Texas

Marriage in Texas

Authored By: Legal Aid of Northwest Texas - Dallas LSC Funded

Information

Texas Court will generally recognize a formal marriage between husband and wife conducted according to the law of any state or foreign country. In Texas, the marital relationship can be established between a man and a woman by a formal ceremony or by common law.

A ceremonial marriage requires a marriage license issued by the county clerk. You must complete a sworn application that establishes the facts required to show that you are legally eligible to enter into the marital relationship. Persons under 18 years of age required parental consent or a court order. You cannot be currently married. You cannot marry a person with a blood relationship of first cousin or closer. You cannot marry a current or former step-parent or step-child.

The marriage ceremony must be conducted within 31 days of the day the license is issued by the county clerk. The ceremony generally must not be conducted within 72 hours of the issuance of the license. Any Judge, Justice, Justice of the Peace, Minister, Priest, Rabbi or other authorized officer of a religious organization may perform the ceremony. It is unlawful to refuse to perform the marriage ceremony between two persons eligible to marry because of race, religion or national origin.

A common law marriage can be created by any two persons of opposite gender over 18 years of age otherwise eligible to enter into a marital relationship. The common law marriage can be established by the husband and wife filing a Declaration of Marriage provided by the county clerk.
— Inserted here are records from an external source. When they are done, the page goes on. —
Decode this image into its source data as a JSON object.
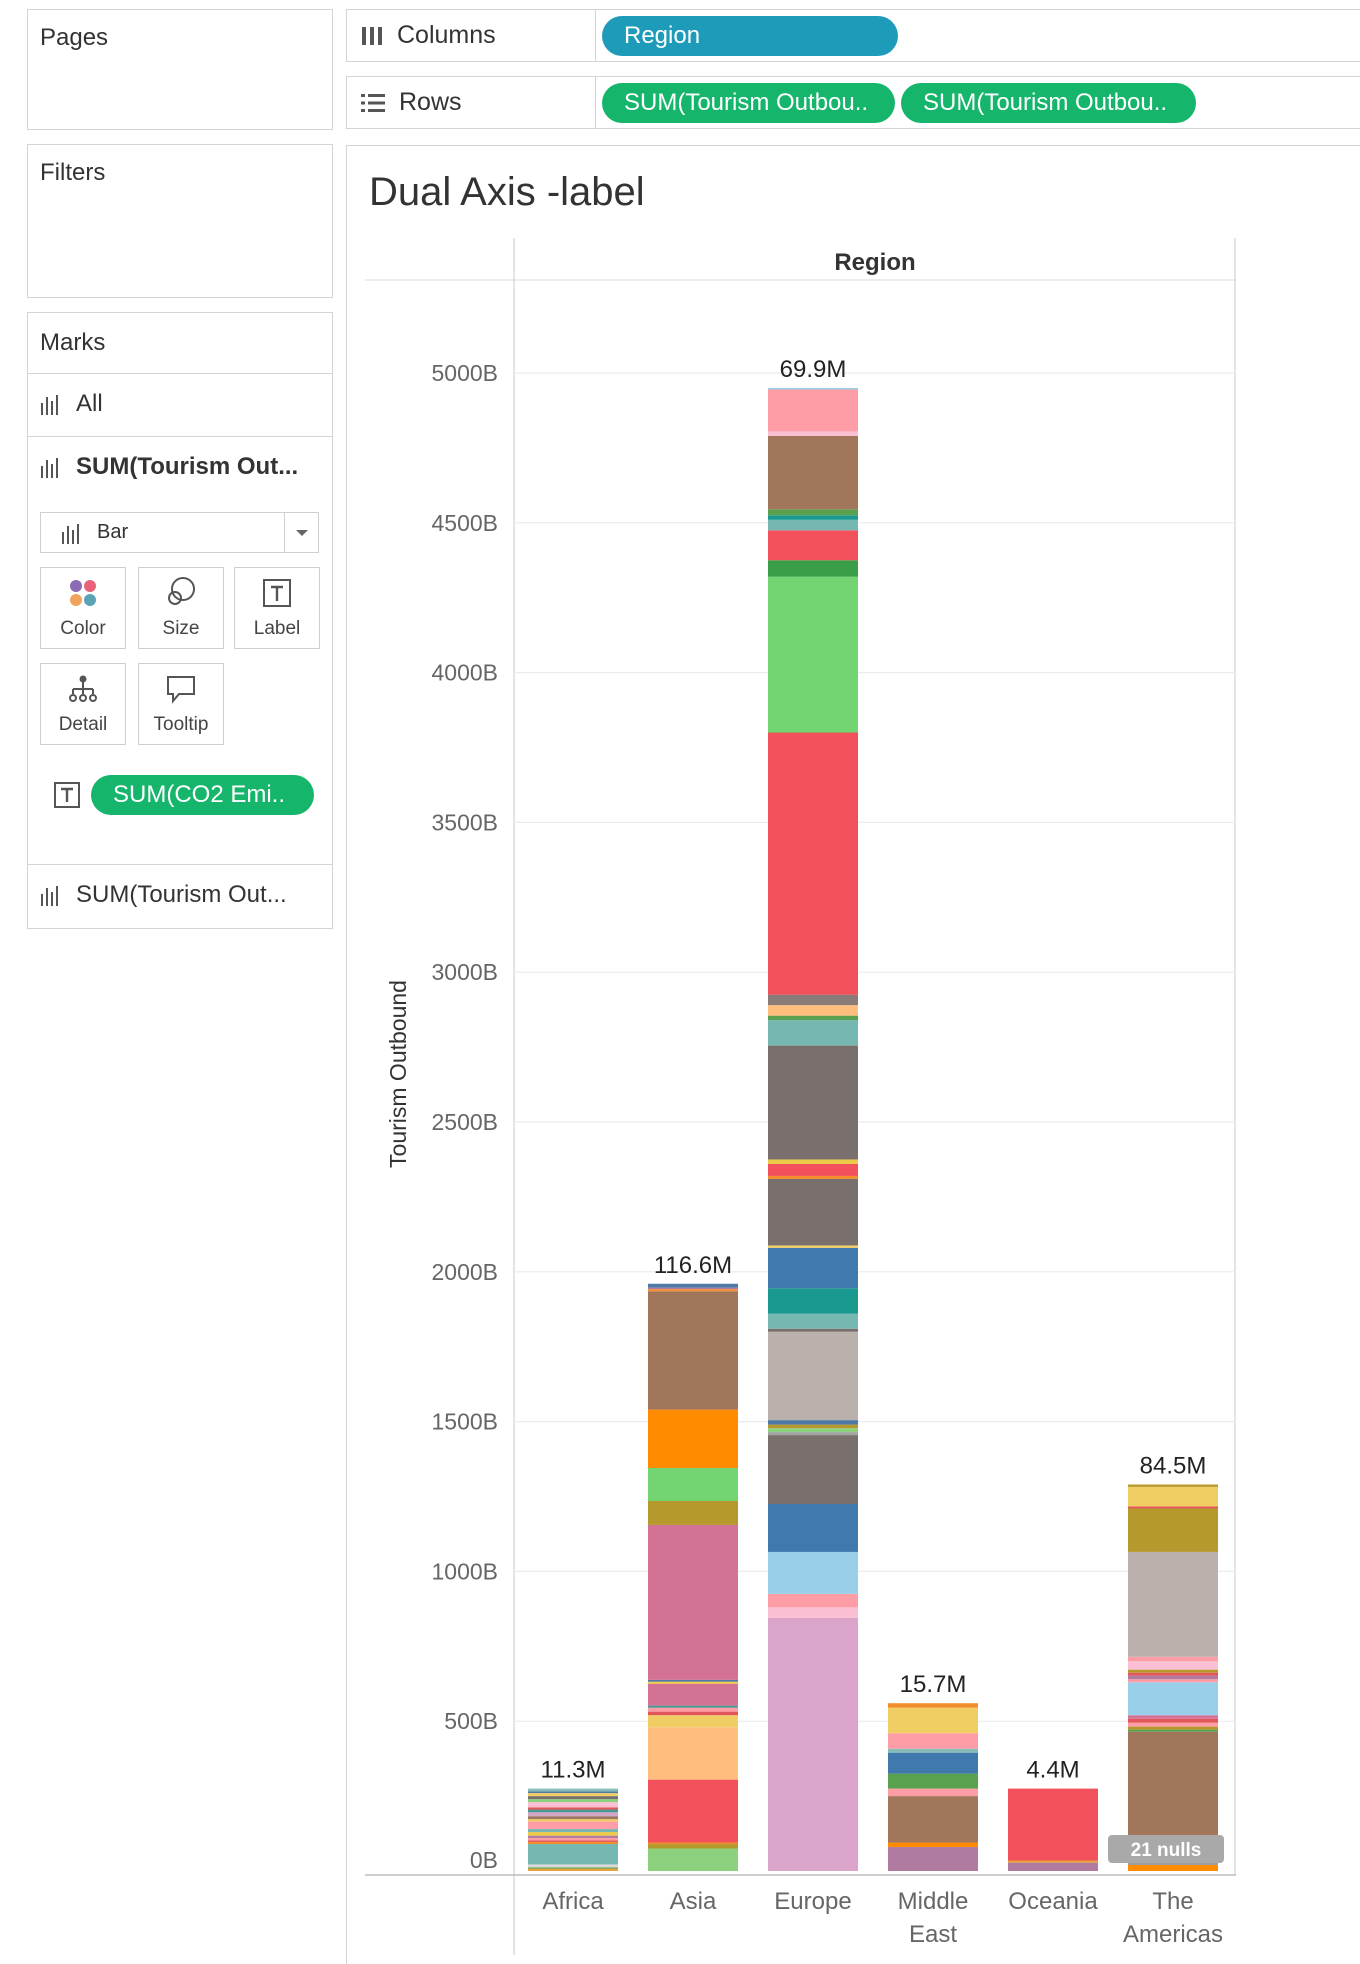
{
  "sidebar": {
    "pages_title": "Pages",
    "filters_title": "Filters",
    "marks_title": "Marks",
    "marks_all": "All",
    "marks_layer1": "SUM(Tourism Out...",
    "mark_type": "Bar",
    "buttons": {
      "color": "Color",
      "size": "Size",
      "label": "Label",
      "detail": "Detail",
      "tooltip": "Tooltip"
    },
    "label_field_pill": "SUM(CO2 Emi..",
    "marks_layer2": "SUM(Tourism Out..."
  },
  "shelves": {
    "columns_label": "Columns",
    "columns_pill": "Region",
    "rows_label": "Rows",
    "rows_pill_1": "SUM(Tourism Outbou..",
    "rows_pill_2": "SUM(Tourism Outbou.."
  },
  "sheet": {
    "title": "Dual Axis -label",
    "header": "Region",
    "nulls_badge": "21 nulls"
  },
  "colors": {
    "blue_pill": "#1f9bba",
    "green_pill": "#15b56b"
  },
  "chart_data": {
    "type": "bar",
    "stacked": true,
    "ylabel": "Tourism Outbound",
    "ylim": [
      0,
      5300
    ],
    "y_unit": "B",
    "yticks": [
      "0B",
      "500B",
      "1000B",
      "1500B",
      "2000B",
      "2500B",
      "3000B",
      "3500B",
      "4000B",
      "4500B",
      "5000B"
    ],
    "categories": [
      {
        "name": "Africa",
        "lines": [
          "Africa"
        ],
        "total": 275,
        "label": "11.3M",
        "segments": [
          [
            0,
            "#e8a33a"
          ],
          [
            8,
            "#59a14f"
          ],
          [
            12,
            "#d9d9d9"
          ],
          [
            22,
            "#76b7b2"
          ],
          [
            90,
            "#f28e2b"
          ],
          [
            97,
            "#e15759"
          ],
          [
            102,
            "#ff9da7"
          ],
          [
            110,
            "#b07aa1"
          ],
          [
            118,
            "#edc948"
          ],
          [
            130,
            "#76b7b2"
          ],
          [
            140,
            "#ff9da7"
          ],
          [
            165,
            "#f1ce63"
          ],
          [
            173,
            "#9d7660"
          ],
          [
            183,
            "#d4a6c8"
          ],
          [
            196,
            "#499894"
          ],
          [
            205,
            "#e15759"
          ],
          [
            212,
            "#fabfd2"
          ],
          [
            230,
            "#8cd17d"
          ],
          [
            240,
            "#79706e"
          ],
          [
            250,
            "#f1ce63"
          ],
          [
            260,
            "#4e79a7"
          ],
          [
            266,
            "#86bcb6"
          ]
        ]
      },
      {
        "name": "Asia",
        "lines": [
          "Asia"
        ],
        "total": 1960,
        "label": "116.6M",
        "segments": [
          [
            0,
            "#8cd17d"
          ],
          [
            75,
            "#b6992d"
          ],
          [
            90,
            "#f28e2b"
          ],
          [
            95,
            "#f2505a"
          ],
          [
            305,
            "#ffbe7d"
          ],
          [
            480,
            "#f1ce63"
          ],
          [
            520,
            "#e15759"
          ],
          [
            532,
            "#ff9da7"
          ],
          [
            545,
            "#499894"
          ],
          [
            552,
            "#d37295"
          ],
          [
            625,
            "#edc948"
          ],
          [
            632,
            "#4e79a7"
          ],
          [
            638,
            "#d37295"
          ],
          [
            1155,
            "#b6992d"
          ],
          [
            1235,
            "#72d572"
          ],
          [
            1345,
            "#ff8c00"
          ],
          [
            1540,
            "#a2765b"
          ],
          [
            1935,
            "#f28e2b"
          ],
          [
            1942,
            "#b07aa1"
          ],
          [
            1947,
            "#4e79a7"
          ]
        ]
      },
      {
        "name": "Europe",
        "lines": [
          "Europe"
        ],
        "total": 4950,
        "label": "69.9M",
        "segments": [
          [
            0,
            "#dba4ca"
          ],
          [
            845,
            "#fabfd2"
          ],
          [
            880,
            "#ff9da7"
          ],
          [
            925,
            "#9acfea"
          ],
          [
            1065,
            "#3f79ad"
          ],
          [
            1225,
            "#796f6c"
          ],
          [
            1455,
            "#a3a3a3"
          ],
          [
            1465,
            "#8cd17d"
          ],
          [
            1478,
            "#b6992d"
          ],
          [
            1490,
            "#4e79a7"
          ],
          [
            1505,
            "#bab0ac"
          ],
          [
            1800,
            "#79706e"
          ],
          [
            1810,
            "#76b7b2"
          ],
          [
            1860,
            "#1a9a8f"
          ],
          [
            1945,
            "#3f79ad"
          ],
          [
            2080,
            "#f1ce63"
          ],
          [
            2088,
            "#796f6c"
          ],
          [
            2310,
            "#f28e2b"
          ],
          [
            2320,
            "#f2505a"
          ],
          [
            2360,
            "#edc948"
          ],
          [
            2375,
            "#796f6c"
          ],
          [
            2755,
            "#76b7b2"
          ],
          [
            2840,
            "#59a14f"
          ],
          [
            2855,
            "#ffbe7d"
          ],
          [
            2890,
            "#8b7b78"
          ],
          [
            2925,
            "#f2505a"
          ],
          [
            3800,
            "#72d572"
          ],
          [
            4320,
            "#3a9e48"
          ],
          [
            4375,
            "#f2505a"
          ],
          [
            4475,
            "#76b7b2"
          ],
          [
            4510,
            "#1a9a8f"
          ],
          [
            4525,
            "#59a14f"
          ],
          [
            4545,
            "#a2765b"
          ],
          [
            4790,
            "#fabfd2"
          ],
          [
            4805,
            "#ff9da7"
          ],
          [
            4945,
            "#9acfea"
          ]
        ]
      },
      {
        "name": "Middle East",
        "lines": [
          "Middle",
          "East"
        ],
        "total": 560,
        "label": "15.7M",
        "segments": [
          [
            0,
            "#b07aa1"
          ],
          [
            80,
            "#ff8c00"
          ],
          [
            95,
            "#a2765b"
          ],
          [
            250,
            "#ff9da7"
          ],
          [
            275,
            "#59a14f"
          ],
          [
            325,
            "#3f79ad"
          ],
          [
            395,
            "#86bcb6"
          ],
          [
            408,
            "#ff9da7"
          ],
          [
            460,
            "#f1ce63"
          ],
          [
            545,
            "#f28e2b"
          ]
        ]
      },
      {
        "name": "Oceania",
        "lines": [
          "Oceania"
        ],
        "total": 275,
        "label": "4.4M",
        "segments": [
          [
            0,
            "#b07aa1"
          ],
          [
            28,
            "#e8a33a"
          ],
          [
            35,
            "#f2505a"
          ]
        ]
      },
      {
        "name": "The Americas",
        "lines": [
          "The",
          "Americas"
        ],
        "total": 1290,
        "label": "84.5M",
        "segments": [
          [
            0,
            "#ff8c00"
          ],
          [
            20,
            "#9aa0a0"
          ],
          [
            30,
            "#a2765b"
          ],
          [
            465,
            "#59a14f"
          ],
          [
            472,
            "#b6992d"
          ],
          [
            482,
            "#ff9da7"
          ],
          [
            495,
            "#e15759"
          ],
          [
            508,
            "#d37295"
          ],
          [
            520,
            "#9acfea"
          ],
          [
            630,
            "#ff9da7"
          ],
          [
            640,
            "#b07aa1"
          ],
          [
            652,
            "#e15759"
          ],
          [
            662,
            "#b6992d"
          ],
          [
            672,
            "#fabfd2"
          ],
          [
            700,
            "#ff9da7"
          ],
          [
            715,
            "#bab0ac"
          ],
          [
            1065,
            "#b6992d"
          ],
          [
            1210,
            "#e15759"
          ],
          [
            1217,
            "#f1ce63"
          ],
          [
            1282,
            "#b6992d"
          ]
        ]
      }
    ]
  }
}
A Texas court will recognize a common law marriage without a Declaration of Marriage if the man and woman 1) agreed to be married; 2) live together as man and wife; and, 3) hold themselves out to others as husband and wife.

Community Property State

Each spouse has a duty to provide financial support for the other spouse. Any property acquired by either husband or wife during the marriage, other than separate property defined by statute, is considered community property with each spouse owning 50%. All property acquired during the marriage is presumed to be community property. A person claiming separate property acquired during the marriage must establish their claim by clear and convincing evidence.

Separate property is defined as: Property owned prior to marriage; Property acquired by gift or inheritance during marriage; Personal injury damages for other than lost wages.